I did some small tests (actually more troubleshooting ) with OLTP compression, a couple of weeks back.
Some execution times nearly doubled, I wanted to get a clear understanding of what happened so I asked to trace the procedure.
Which was easy since dbms_application.set_module could be used in the procedure to set the module and the action.
This made it much less cumbersome to enable the trace, the dbms_monitor package has a procedure which allows you to start tracing whenever the combination of service_name and module is used very handy
so in the end I used this to trace
DBMS_MONITOR.SERV_MOD_ACT_TRACE_ENABLE('SERVICE_NAME','MODULE');
That made it easy to trace as soon as the procedure was launched and avoid to play around with logon triggers and trace more, then necessary.

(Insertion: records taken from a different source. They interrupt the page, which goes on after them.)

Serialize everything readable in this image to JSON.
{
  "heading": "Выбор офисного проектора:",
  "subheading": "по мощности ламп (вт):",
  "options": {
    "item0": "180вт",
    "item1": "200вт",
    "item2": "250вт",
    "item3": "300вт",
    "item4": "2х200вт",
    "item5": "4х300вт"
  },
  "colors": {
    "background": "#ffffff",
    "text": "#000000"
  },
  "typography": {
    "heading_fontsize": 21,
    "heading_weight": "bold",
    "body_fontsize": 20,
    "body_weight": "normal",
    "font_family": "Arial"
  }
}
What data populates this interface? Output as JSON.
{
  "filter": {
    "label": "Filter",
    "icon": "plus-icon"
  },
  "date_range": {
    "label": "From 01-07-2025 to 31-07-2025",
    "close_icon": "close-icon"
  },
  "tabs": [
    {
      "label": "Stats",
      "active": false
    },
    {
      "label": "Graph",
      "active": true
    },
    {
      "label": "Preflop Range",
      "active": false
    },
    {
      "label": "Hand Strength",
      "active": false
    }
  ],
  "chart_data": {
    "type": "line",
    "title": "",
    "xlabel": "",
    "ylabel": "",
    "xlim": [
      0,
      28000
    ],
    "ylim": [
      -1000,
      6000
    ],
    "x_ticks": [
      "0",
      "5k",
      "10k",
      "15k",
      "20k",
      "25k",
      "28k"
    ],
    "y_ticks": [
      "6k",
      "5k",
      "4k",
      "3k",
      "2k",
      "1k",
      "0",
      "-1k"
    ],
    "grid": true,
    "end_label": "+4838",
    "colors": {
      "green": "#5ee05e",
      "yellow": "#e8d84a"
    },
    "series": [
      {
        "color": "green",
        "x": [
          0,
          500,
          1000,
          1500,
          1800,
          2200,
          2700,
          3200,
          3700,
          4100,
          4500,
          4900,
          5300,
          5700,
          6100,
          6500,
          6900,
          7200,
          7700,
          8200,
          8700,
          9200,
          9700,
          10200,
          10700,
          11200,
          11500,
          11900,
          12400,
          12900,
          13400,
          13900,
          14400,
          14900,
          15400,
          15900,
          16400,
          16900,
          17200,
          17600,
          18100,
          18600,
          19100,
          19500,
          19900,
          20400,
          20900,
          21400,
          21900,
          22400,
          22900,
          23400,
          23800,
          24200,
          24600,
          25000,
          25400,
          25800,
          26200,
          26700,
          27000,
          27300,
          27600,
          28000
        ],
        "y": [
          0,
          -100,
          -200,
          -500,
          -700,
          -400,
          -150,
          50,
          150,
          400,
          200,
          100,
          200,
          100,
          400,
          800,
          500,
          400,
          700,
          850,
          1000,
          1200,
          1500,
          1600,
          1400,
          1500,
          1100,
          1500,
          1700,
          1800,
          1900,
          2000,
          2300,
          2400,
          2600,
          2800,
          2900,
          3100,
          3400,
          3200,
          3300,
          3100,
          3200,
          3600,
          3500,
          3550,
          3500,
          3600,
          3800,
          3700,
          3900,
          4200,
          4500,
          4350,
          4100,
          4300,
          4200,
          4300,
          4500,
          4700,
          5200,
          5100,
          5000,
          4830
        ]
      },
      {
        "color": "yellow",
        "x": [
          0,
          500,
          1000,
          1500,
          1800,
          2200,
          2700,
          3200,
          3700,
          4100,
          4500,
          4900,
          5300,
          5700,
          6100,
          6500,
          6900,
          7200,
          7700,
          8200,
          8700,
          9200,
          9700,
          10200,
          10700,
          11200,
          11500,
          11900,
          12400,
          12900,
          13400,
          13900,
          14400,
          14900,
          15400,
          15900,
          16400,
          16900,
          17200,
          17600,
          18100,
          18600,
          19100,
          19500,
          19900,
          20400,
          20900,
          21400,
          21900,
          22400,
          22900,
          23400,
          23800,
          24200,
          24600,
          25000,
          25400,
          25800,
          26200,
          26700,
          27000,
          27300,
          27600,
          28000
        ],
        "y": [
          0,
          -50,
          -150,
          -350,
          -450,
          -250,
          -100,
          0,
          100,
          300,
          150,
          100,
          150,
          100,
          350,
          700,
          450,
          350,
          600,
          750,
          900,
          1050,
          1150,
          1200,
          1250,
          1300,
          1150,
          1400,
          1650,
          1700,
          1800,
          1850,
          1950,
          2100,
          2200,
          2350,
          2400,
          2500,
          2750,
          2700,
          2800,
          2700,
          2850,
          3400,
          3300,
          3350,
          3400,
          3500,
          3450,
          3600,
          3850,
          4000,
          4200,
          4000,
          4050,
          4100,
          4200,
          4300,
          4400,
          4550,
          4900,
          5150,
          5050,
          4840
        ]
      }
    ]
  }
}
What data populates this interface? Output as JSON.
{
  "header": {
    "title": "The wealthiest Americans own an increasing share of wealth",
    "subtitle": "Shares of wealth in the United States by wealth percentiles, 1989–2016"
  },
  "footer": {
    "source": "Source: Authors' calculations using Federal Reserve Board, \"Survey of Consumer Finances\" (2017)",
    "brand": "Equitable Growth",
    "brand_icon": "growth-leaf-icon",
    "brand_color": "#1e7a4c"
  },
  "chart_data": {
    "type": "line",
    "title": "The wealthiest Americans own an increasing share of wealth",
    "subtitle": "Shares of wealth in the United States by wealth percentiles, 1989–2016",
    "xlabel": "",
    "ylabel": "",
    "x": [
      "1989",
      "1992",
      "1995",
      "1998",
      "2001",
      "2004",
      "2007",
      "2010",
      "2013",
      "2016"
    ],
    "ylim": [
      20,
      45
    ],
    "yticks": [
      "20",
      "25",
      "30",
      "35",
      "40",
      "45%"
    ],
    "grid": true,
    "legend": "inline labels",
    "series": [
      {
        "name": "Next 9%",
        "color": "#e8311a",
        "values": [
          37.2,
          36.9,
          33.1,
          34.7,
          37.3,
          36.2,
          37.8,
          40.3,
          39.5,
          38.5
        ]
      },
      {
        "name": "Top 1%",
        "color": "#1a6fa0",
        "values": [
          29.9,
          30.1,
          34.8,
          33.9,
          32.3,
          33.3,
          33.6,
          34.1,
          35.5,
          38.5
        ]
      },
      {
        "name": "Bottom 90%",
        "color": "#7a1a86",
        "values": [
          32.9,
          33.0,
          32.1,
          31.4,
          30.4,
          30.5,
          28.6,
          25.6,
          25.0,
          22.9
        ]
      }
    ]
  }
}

I did the tests both with a warmed up DB cache as with a flushed db cache and will do them again next week the results were in the same league
But back to the problem, speed of the query was much slower.
I checked both
NONCOMPRESSED
45810 rows updated.
Elapsed: 00:00:01.59
COMPRESSED
45810 rows updated.
Elapsed: 00:00:04.38
Quite a difference …
The query looks a bit like this I had to obfuscate because of privacy reasons :
UPDATE TAB1 SET
(COLUMNS ....)
= (SELECT COLUMNS ....
FROM TAB2
WHERE TAB2.ID = TAB1.TAB2_ID)
WHERE TAB2.DATE_FIELD = TO_DATE('31/03/2015' ,'DD/MM/YYYY')
This is how the trace file looks like after being processed with Method R profiler a tool i really can recommend, it save me lots of time, time you can use to solve you performance issue, instead of crawling through raw trace files …

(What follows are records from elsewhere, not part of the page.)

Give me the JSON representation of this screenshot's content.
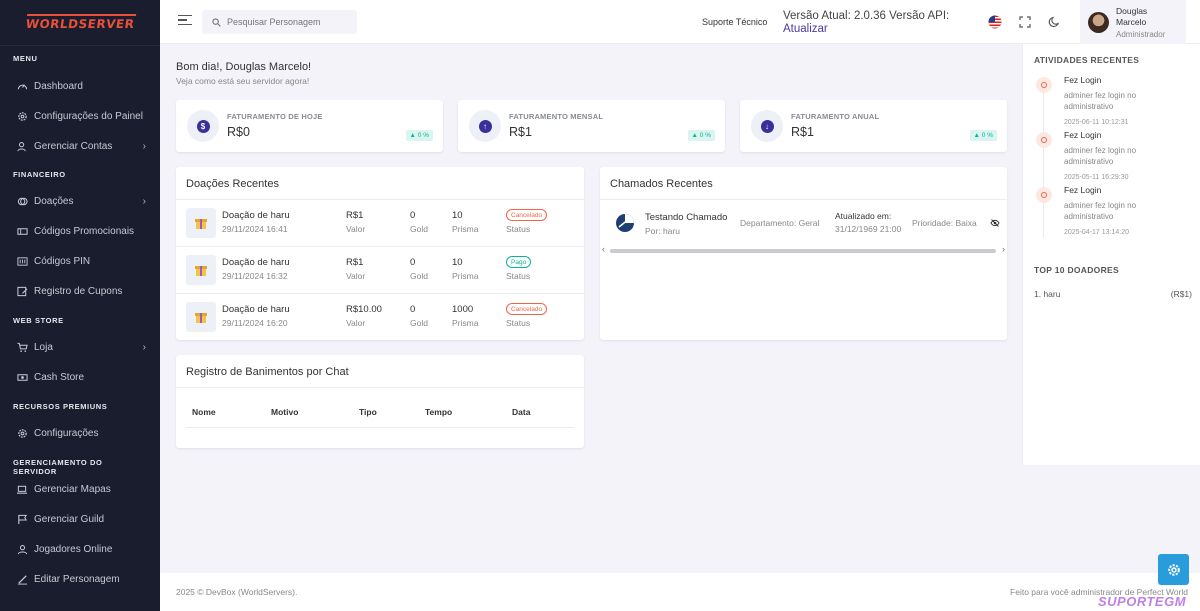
{
  "sidebar": {
    "logo_text": "WORLDSERVER",
    "sections": {
      "menu": "MENU",
      "financeiro": "FINANCEIRO",
      "webstore": "WEB STORE",
      "premium": "RECURSOS PREMIUNS",
      "server": "GERENCIAMENTO DO SERVIDOR"
    },
    "items": {
      "dashboard": "Dashboard",
      "config_painel": "Configurações do Painel",
      "contas": "Gerenciar Contas",
      "doacoes": "Doações",
      "codigos_promo": "Códigos Promocionais",
      "codigos_pin": "Códigos PIN",
      "cupons": "Registro de Cupons",
      "loja": "Loja",
      "cash": "Cash Store",
      "configuracoes": "Configurações",
      "mapas": "Gerenciar Mapas",
      "guild": "Gerenciar Guild",
      "jogadores": "Jogadores Online",
      "personagem": "Editar Personagem"
    }
  },
  "header": {
    "search_placeholder": "Pesquisar Personagem",
    "support": "Suporte Técnico",
    "version": "Versão Atual: 2.0.36 Versão API:",
    "update": "Atualizar",
    "user_name": "Douglas Marcelo",
    "user_role": "Administrador"
  },
  "main": {
    "greeting": "Bom dia!, Douglas Marcelo!",
    "greeting_sub": "Veja como está seu servidor agora!",
    "stats": [
      {
        "label": "FATURAMENTO DE HOJE",
        "value": "R$0",
        "badge": "▲ 0 %"
      },
      {
        "label": "FATURAMENTO MENSAL",
        "value": "R$1",
        "badge": "▲ 0 %"
      },
      {
        "label": "FATURAMENTO ANUAL",
        "value": "R$1",
        "badge": "▲ 0 %"
      }
    ],
    "donations": {
      "title": "Doações Recentes",
      "rows": [
        {
          "name": "Doação de haru",
          "date": "29/11/2024 16:41",
          "valor": "R$1",
          "valor_l": "Valor",
          "gold": "0",
          "gold_l": "Gold",
          "prisma": "10",
          "prisma_l": "Prisma",
          "status": "Cancelado",
          "status_l": "Status"
        },
        {
          "name": "Doação de haru",
          "date": "29/11/2024 16:32",
          "valor": "R$1",
          "valor_l": "Valor",
          "gold": "0",
          "gold_l": "Gold",
          "prisma": "10",
          "prisma_l": "Prisma",
          "status": "Pago",
          "status_l": "Status"
        },
        {
          "name": "Doação de haru",
          "date": "29/11/2024 16:20",
          "valor": "R$10.00",
          "valor_l": "Valor",
          "gold": "0",
          "gold_l": "Gold",
          "prisma": "1000",
          "prisma_l": "Prisma",
          "status": "Cancelado",
          "status_l": "Status"
        }
      ]
    },
    "tickets": {
      "title": "Chamados Recentes",
      "row": {
        "title": "Testando Chamado",
        "by": "Por: haru",
        "department": "Departamento: Geral",
        "updated_label": "Atualizado em:",
        "updated": "31/12/1969 21:00",
        "priority": "Prioridade: Baixa"
      }
    },
    "bans": {
      "title": "Registro de Banimentos por Chat",
      "headers": [
        "Nome",
        "Motivo",
        "Tipo",
        "Tempo",
        "Data"
      ]
    }
  },
  "right": {
    "activity_title": "ATIVIDADES RECENTES",
    "activities": [
      {
        "title": "Fez Login",
        "desc": "adminer fez login no administrativo",
        "time": "2025-06-11 10:12:31"
      },
      {
        "title": "Fez Login",
        "desc": "adminer fez login no administrativo",
        "time": "2025-05-11 16:29:30"
      },
      {
        "title": "Fez Login",
        "desc": "adminer fez login no administrativo",
        "time": "2025-04-17 13:14:20"
      }
    ],
    "top_title": "TOP 10 DOADORES",
    "top": [
      {
        "name": "1. haru",
        "value": "(R$1)"
      }
    ]
  },
  "footer": {
    "left": "2025 © DevBox (WorldServers).",
    "right": "Feito para você administrador de Perfect World"
  },
  "watermark": "SUPORTEGM",
  "colors": {
    "sidebar_bg": "#1a1d2e",
    "accent": "#3b2f9b",
    "success": "#0ab39c",
    "danger": "#f06548",
    "info_button": "#299cdb"
  }
}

Here You see the uncompressed trace
Philippe,
just a wild guess: maybe you get some row migration problems with the updates in the OLTP compressed table. Though OLTP compression should be (according to the documentation) able to compress during updates – it seems not to be. At least that's what Jonathan Lewis says in http://allthingsoracle.com/compression-in-oracle-part-3-oltp-compression/ (and there are some articles in Randolf Geist's blog showing the same problem). Only if there is a mix of updates and inserts the compression works: so an updates unpacks the formerly compressed row and this may lead to a row migration.
Regards
Martin Preiss
thank you martin to come by indeed that might be the issue the idea was to investigate further but had no time yet.